According to Kokott, in the present case, the acts allegedly committed by Rimsevics are - if it is established that they were in fact committed - such as to demonstrate that he no longer fulfills the conditions required for the performance of his duties or that he has been guilty of serious misconduct.


Moreover, Kokott observes that it can be demonstrated that such acts were committed either by means of a ruling on the substance of the case by an independent court of a member state or by evidence capable of demonstrating, of itself, that the alleged acts did take place.


However, as Kokott notes, in the present case, no ruling on the substance of the case has been given by a Latvian court concerning the acts allegedly committed by Rimsevics and nor has the Republic of Latvia produced any other evidence before the EU Justice Court. Latvia merely submitted, inter alia, documents drawn up by administrative authorities concerning Rimsevics' role and his alleged conduct. Although the documents contain a description of the acts allegedly committed by Rimsevics, they do not contain any factual evidence capable of establishing that those acts did in fact take place. There is therefore no evidence before the EU Justice Court that would allow it to ascertain whether the allegations made against Rimsevics are well founded.
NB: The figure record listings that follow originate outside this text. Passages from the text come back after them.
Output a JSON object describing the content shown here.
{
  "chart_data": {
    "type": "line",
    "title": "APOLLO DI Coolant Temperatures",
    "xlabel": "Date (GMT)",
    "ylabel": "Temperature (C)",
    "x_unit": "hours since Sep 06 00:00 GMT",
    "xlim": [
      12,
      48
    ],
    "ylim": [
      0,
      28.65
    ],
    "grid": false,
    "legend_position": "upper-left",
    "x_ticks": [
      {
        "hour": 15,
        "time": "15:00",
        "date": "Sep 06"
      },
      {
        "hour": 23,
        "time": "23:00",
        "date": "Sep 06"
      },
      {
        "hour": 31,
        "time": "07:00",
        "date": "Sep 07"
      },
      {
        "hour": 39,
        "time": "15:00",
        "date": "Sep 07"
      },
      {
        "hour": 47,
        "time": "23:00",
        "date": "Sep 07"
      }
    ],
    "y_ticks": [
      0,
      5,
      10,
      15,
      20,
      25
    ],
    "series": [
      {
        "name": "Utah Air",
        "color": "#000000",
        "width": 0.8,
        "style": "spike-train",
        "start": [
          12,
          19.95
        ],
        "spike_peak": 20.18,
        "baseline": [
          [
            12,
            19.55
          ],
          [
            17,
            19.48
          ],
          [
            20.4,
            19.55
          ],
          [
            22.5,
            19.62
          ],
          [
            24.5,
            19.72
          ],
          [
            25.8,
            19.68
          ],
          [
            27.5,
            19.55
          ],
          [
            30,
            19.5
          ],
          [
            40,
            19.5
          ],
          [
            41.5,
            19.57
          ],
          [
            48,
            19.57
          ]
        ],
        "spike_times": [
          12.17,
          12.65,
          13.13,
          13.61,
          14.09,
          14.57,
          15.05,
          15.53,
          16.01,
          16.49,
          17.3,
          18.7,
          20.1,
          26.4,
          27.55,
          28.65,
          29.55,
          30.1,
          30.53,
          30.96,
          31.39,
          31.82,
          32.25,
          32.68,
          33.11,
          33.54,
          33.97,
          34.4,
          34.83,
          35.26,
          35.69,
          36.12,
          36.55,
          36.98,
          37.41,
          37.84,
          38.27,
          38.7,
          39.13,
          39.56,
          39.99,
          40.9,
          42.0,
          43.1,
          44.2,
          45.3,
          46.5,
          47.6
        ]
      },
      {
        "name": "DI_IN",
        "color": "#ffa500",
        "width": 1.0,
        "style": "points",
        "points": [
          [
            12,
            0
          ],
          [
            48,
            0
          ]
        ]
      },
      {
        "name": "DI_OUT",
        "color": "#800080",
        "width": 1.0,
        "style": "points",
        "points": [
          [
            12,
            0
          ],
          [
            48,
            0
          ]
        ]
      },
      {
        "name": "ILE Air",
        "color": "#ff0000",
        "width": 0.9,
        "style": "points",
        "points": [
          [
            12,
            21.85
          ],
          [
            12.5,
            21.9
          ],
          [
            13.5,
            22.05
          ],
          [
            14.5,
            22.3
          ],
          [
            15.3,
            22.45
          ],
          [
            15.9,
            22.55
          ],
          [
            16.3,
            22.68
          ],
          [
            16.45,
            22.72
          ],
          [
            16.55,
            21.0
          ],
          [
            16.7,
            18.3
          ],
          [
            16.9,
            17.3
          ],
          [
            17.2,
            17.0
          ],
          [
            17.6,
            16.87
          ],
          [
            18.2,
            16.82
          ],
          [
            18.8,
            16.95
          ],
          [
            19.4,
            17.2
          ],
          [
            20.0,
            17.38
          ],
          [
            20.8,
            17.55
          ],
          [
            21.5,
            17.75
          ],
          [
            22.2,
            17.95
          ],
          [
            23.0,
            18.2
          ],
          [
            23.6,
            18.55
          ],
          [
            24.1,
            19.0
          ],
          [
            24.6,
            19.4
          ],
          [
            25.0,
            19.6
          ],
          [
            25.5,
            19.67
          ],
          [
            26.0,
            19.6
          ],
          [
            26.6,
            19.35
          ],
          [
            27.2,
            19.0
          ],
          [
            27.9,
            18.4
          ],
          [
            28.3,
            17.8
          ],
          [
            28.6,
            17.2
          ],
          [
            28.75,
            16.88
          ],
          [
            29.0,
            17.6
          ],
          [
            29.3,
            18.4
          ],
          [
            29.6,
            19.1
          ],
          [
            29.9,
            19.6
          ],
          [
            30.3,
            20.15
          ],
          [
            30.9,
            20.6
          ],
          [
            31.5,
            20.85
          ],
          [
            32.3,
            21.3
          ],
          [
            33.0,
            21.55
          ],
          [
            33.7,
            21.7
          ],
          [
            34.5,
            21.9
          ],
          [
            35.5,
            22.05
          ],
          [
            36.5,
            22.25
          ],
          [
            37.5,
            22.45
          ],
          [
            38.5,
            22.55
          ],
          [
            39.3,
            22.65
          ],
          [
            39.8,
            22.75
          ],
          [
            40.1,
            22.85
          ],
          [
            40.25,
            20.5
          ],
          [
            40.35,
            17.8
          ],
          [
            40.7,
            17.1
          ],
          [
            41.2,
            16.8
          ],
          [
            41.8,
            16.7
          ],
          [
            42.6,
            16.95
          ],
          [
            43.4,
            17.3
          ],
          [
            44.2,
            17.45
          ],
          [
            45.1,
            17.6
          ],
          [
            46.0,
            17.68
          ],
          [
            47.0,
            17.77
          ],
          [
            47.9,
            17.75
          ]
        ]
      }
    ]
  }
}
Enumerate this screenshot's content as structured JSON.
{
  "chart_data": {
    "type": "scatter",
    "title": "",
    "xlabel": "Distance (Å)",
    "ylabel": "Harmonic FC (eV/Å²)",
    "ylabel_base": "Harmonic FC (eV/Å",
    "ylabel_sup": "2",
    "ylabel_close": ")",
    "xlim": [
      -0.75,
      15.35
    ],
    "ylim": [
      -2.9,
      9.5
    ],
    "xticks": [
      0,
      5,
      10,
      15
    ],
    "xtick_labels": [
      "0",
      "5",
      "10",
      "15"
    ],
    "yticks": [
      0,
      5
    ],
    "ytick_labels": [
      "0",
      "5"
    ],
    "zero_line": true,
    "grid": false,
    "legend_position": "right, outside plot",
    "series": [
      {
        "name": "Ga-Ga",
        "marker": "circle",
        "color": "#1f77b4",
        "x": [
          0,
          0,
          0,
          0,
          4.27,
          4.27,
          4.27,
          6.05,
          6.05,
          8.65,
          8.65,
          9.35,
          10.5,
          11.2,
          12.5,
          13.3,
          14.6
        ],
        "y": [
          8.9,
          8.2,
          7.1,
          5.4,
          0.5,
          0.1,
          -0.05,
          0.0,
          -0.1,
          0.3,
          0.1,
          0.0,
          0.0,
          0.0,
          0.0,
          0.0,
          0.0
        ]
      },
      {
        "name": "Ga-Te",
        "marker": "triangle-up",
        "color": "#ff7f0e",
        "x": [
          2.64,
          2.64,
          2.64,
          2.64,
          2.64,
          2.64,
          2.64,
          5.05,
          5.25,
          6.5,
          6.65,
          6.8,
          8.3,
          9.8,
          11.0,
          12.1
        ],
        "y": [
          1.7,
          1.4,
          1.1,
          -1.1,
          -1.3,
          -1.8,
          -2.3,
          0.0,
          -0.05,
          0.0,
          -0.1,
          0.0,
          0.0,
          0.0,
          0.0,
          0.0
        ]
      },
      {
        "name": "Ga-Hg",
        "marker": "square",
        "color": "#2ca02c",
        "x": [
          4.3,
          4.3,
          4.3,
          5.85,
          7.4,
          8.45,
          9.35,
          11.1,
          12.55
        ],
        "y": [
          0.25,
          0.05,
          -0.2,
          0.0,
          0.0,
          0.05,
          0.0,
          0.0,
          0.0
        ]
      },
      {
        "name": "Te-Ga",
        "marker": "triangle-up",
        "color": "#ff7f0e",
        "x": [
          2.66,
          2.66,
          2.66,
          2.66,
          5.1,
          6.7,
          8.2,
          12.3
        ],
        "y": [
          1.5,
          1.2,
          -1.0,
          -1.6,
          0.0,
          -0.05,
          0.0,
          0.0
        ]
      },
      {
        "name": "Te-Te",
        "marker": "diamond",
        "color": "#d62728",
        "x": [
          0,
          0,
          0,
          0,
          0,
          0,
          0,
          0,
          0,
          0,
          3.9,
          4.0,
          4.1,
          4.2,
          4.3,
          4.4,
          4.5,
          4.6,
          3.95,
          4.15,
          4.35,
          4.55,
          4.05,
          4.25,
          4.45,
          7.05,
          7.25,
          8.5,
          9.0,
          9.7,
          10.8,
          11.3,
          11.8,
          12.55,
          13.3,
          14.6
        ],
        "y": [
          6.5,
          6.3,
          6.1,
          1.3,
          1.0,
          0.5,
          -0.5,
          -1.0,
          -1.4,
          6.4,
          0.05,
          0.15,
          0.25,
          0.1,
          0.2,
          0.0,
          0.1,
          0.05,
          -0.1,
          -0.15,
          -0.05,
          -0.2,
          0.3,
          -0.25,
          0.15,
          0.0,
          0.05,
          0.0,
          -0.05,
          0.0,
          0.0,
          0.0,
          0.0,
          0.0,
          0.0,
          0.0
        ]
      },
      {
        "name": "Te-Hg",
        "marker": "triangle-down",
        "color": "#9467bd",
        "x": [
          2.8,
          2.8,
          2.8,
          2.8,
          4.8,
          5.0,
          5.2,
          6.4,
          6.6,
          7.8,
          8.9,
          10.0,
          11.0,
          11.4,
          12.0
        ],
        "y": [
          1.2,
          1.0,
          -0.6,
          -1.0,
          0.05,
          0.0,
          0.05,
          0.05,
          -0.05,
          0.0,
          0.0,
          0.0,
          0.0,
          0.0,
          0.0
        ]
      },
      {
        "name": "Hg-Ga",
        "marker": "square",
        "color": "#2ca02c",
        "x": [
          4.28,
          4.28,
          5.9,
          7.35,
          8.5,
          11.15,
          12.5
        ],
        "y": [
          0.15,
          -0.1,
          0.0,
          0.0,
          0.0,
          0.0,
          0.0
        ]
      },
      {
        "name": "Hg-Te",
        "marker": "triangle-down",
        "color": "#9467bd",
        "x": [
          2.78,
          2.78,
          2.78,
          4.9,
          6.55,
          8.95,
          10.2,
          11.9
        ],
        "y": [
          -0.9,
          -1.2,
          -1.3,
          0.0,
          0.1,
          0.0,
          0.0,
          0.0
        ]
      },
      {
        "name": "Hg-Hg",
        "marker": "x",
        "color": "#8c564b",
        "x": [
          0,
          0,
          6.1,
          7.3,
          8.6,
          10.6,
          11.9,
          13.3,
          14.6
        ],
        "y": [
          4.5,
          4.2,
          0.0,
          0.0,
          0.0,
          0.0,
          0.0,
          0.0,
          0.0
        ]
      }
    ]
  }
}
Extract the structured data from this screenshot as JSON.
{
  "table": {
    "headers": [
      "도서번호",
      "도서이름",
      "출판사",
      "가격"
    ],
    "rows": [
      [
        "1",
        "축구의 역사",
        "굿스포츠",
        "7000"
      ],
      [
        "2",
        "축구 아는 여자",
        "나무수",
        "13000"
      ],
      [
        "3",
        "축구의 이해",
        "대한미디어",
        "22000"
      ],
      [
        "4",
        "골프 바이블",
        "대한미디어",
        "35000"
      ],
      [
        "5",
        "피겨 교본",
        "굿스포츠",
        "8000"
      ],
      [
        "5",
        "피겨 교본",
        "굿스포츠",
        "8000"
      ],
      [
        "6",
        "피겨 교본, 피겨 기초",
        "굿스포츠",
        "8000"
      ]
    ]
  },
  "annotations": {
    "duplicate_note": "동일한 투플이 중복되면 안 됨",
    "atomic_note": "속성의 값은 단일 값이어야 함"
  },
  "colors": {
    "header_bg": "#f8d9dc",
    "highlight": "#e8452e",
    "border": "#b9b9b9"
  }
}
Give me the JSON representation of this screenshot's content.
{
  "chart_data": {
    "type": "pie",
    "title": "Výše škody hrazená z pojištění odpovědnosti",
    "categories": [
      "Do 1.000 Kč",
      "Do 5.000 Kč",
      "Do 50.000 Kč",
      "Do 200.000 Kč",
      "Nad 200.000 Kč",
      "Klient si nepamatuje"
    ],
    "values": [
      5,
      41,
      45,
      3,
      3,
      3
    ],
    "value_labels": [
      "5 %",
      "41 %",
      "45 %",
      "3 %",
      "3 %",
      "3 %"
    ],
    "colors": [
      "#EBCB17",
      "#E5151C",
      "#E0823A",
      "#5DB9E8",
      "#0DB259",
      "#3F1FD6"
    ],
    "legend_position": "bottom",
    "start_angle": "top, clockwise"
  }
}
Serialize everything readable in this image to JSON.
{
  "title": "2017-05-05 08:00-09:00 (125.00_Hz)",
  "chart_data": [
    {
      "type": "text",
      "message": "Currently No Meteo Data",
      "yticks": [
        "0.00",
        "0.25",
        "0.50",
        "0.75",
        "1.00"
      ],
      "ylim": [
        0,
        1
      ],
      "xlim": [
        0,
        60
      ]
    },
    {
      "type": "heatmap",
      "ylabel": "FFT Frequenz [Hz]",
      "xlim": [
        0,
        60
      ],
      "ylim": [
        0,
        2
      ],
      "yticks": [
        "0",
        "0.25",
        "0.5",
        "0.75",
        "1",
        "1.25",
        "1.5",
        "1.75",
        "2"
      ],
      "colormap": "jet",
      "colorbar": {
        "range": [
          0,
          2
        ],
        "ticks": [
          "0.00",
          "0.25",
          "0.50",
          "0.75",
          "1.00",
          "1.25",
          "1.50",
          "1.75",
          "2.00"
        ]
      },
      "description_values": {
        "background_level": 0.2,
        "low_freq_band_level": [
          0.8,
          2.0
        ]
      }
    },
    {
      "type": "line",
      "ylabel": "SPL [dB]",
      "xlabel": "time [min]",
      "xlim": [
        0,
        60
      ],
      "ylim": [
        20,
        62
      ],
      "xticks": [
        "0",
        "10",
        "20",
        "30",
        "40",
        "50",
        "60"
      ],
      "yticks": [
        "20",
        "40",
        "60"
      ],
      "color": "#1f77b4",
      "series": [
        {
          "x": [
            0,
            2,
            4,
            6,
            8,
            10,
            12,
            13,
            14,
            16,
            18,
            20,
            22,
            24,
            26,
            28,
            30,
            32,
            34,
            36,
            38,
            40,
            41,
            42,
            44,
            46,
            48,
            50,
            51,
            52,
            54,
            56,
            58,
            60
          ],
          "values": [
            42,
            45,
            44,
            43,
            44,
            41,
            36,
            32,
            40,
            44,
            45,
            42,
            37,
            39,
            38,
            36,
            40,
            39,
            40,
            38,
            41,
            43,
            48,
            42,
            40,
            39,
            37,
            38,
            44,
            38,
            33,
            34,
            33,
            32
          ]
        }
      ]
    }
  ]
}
In those circumstances, the court is not in a position to ascertain whether the conditions set out in the Statute of the ESCB and of the ECB for relieving a Governor of a central bank from office are met.


Kokott therefore concludes that, by relieving Rimsevics from the office of governor of the Bank of Latvia without demonstrating that the conditions set out in the Statute of the ESCB and of the ECB for such removal from office were met, the Republic of Latvia has failed to fulfill its obligations under that provision.


As reported, the Prosecutor General's Office this past summer charged Rimsevics with taking bribes and businessman Maris Martinsons with aiding and abetting the bribing of Rimsevics.